Free online will services (★ start here)

  • ★ ★ FreeWill — free; funded by nonprofit-charity beneficiary partnerships; reputable; state-specific; the 2026 default for "I just need a basic will." Print, sign, witness. Covers all 50 US states.
  • DoYourOwnWill — free; basic; state-aware templates; been around forever.
  • Cake — free + paid; end-of-life-flavored; state-specific wills + advance directives + funeral wishes in one flow.
  • GivingDocs — free via nonprofit partners; same model as FreeWill.

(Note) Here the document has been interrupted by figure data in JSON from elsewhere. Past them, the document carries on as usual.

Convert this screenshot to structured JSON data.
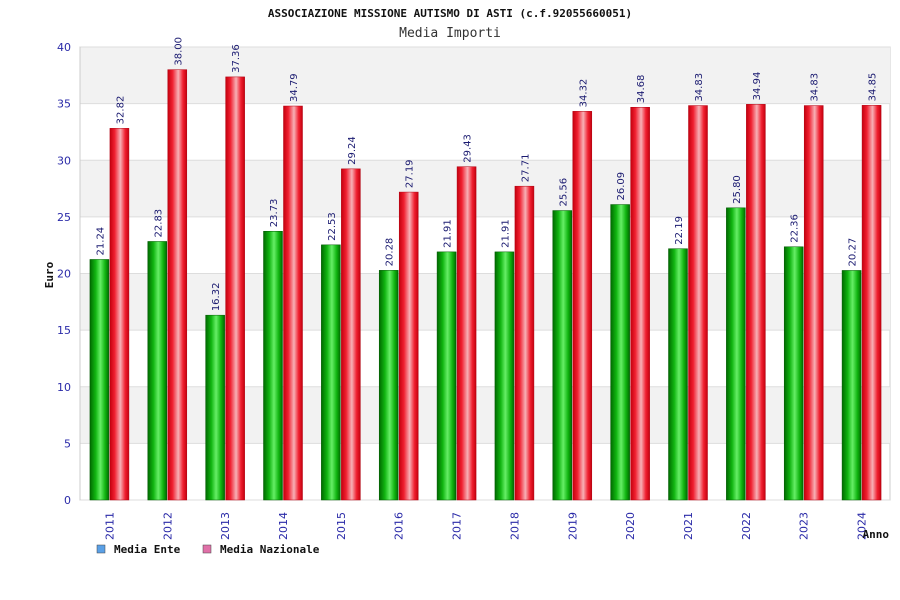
{
  "chart_data": {
    "type": "bar",
    "title": "ASSOCIAZIONE MISSIONE AUTISMO DI ASTI (c.f.92055660051)",
    "subtitle": "Media Importi",
    "xlabel": "Anno",
    "ylabel": "Euro",
    "ylim": [
      0,
      40
    ],
    "yticks": [
      0,
      5,
      10,
      15,
      20,
      25,
      30,
      35,
      40
    ],
    "grid": true,
    "legend_position": "bottom-left",
    "categories": [
      "2011",
      "2012",
      "2013",
      "2014",
      "2015",
      "2016",
      "2017",
      "2018",
      "2019",
      "2020",
      "2021",
      "2022",
      "2023",
      "2024"
    ],
    "series": [
      {
        "name": "Media Ente",
        "color": "#1ec81e",
        "legend_color": "#5aa0e6",
        "values": [
          21.24,
          22.83,
          16.32,
          23.73,
          22.53,
          20.28,
          21.91,
          21.91,
          25.56,
          26.09,
          22.19,
          25.8,
          22.36,
          20.27
        ],
        "labels": [
          "21.24",
          "22.83",
          "16.32",
          "23.73",
          "22.53",
          "20.28",
          "21.91",
          "21.91",
          "25.56",
          "26.09",
          "22.19",
          "25.80",
          "22.36",
          "20.27"
        ]
      },
      {
        "name": "Media Nazionale",
        "color": "#e8202c",
        "legend_color": "#e070a8",
        "values": [
          32.82,
          38.0,
          37.36,
          34.79,
          29.24,
          27.19,
          29.43,
          27.71,
          34.32,
          34.68,
          34.83,
          34.94,
          34.83,
          34.85
        ],
        "labels": [
          "32.82",
          "38.00",
          "37.36",
          "34.79",
          "29.24",
          "27.19",
          "29.43",
          "27.71",
          "34.32",
          "34.68",
          "34.83",
          "34.94",
          "34.83",
          "34.85"
        ]
      }
    ]
  }
}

State-specific free templates

  • California Statutory Will — free template codified in CA Probate Code; fill in the blanks, sign with two witnesses. Maine, Wisconsin, Michigan have similar statutory will forms.
  • State Bar Association free templates — most state bars publish free will templates / pamphlets; usually less polished than FreeWill but legally identical.
  • Nolo free articles — free; the long-running DIY-legal publisher's how-to library.
  • Trust & Will — paid (~$160 will, ~$600 trust); clean UX, attorney review available; the 2026 paid default for middle-class families.
  • LegalZoom — paid; older incumbent; pricier; broader legal-doc catalog.
  • Quicken WillMaker — paid (~$110/yr or one-time perpetual); desktop app from Nolo; comprehensive; been around for 30 years.
  • Rocket Lawyer — paid subscription; will + ongoing legal-doc service.
  • Tomorrow — paid mobile app; will + life-insurance upsell.
  • GoodTrust — paid; digital-legacy-flavored.

Self-prep books (cheap and surprisingly thorough)

  • Nolo's "Quick & Legal Will Book" — paid (~$25); the will half.
  • Nolo's "Make Your Own Living Trust" — paid (~$35); the trust half. See Living Trusts.
  • Nolo's "Plan Your Estate" — paid; the comprehensive volume.

When the free template is fine

  • Single, simple estate (one home, normal accounts), straightforward beneficiaries.
  • Small estate (state-specific, but commonly under $50–100K outside the home).
  • No minor children with complicated guardianship needs.
  • No business interests, no special-needs dependents, no blended-family conflicts.

When you need an attorney

  • ★ Estate over the state estate-tax threshold (varies — MA $2M, OR $1M, federal $13.9M+ in 2026).
  • Blended family / second marriage / stepkids you want to provide for differently.
  • Special-needs dependents (special-needs trust to preserve benefits).
  • Business owner — succession + buy-sell agreements.
  • Multi-state real estate.
  • Anticipated will contest.
  • Anything the form doesn't have a checkbox for.

License / pricing

  • FreeWill, DoYourOwnWill, GivingDocs, state-bar templates: free.
  • Cake: free + paid.
  • Trust & Will, LegalZoom, Quicken WillMaker, Rocket Lawyer, Tomorrow, GoodTrust: paid.
  • Nolo books: paid one-time.
  • Local estate attorney: paid (~$300–800 simple will, $2–5K trust package).

Pick this if…

  • Just need a basic will, free: FreeWill.
  • End-of-life wishes alongside the will, free: Cake.
  • Want clean UX, will pay: Trust & Will.
  • Like desktop apps, will pay once: Quicken WillMaker.
  • California / statutory-will state: the state-statutory form is free and battle-tested.
  • Anything complicated: call an estate attorney; the online forms are not the answer.